On Making Muslim Democracies:
As a philosophy major at the Jesuit University of Detroit (1946-49, I was astonished to see a side of Maritain than none of my Jesuit professors alluded to in the least. Their Thomism was distinctly totalitarian!
Indeed when my essay, "Needed: More Red-blooded American Catholics" ,(i.e.who acted more like Communists on social issues such as racism and anti-Semitism), I was sneered at by my professors(except for sociologist John Coogan,S.J.), even though it won the Midwest Jesuit Province contest in 1949. At graduate school in Cleveland, the Chancery badgered the Newman Club chaplain, Paul Hallinan, for the crypto-Marxist editorials I wrote for the Newman weekly.

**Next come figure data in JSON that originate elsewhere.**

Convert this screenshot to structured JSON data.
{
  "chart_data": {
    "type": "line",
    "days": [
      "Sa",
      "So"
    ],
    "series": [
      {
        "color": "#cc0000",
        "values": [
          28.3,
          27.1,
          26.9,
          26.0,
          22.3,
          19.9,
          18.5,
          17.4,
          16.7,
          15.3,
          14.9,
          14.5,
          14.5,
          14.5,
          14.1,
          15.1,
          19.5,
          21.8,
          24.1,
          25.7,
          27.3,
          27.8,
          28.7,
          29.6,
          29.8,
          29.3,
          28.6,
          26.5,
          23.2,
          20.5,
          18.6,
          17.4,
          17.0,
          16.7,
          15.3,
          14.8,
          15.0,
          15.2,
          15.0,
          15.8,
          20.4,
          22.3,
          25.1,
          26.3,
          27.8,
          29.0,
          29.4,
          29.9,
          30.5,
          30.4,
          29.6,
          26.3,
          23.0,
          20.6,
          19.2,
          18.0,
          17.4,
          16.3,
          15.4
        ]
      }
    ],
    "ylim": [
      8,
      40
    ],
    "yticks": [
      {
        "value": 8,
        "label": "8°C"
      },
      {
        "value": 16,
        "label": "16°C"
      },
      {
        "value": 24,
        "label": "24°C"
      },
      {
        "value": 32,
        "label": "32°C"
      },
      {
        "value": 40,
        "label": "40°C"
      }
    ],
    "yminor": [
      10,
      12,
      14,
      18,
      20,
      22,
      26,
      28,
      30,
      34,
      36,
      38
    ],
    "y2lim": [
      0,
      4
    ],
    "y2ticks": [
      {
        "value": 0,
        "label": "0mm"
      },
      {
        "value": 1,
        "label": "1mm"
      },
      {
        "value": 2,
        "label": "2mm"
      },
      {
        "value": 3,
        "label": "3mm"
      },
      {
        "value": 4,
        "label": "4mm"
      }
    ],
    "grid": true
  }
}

When confronted by the ecclesiatical brass, especially ultraconservative John Krol who soon became the backward looking Cardinal Archbishop of Philadelphia, my hometown when I joined the Penn faculty in American Studies in 1957. Hallinan told the skittery brass: "It's a university, gentleman: we're seeking the truth!"
(He was like me, working on his Ph.D.,with a dissertation on the first liberal bishop of Cleveland.) Paul became the first Northern bishop of Charleston, S.C. since the Civil War, and finally the first Archbishop of Atlanta and an intimate of Martin Luther King, Jr.
This hooferay was complicated by my maternal uncle's being Aloysius M.Fitzpatrick, editor of the diocesan weekly. No socialist fighter he!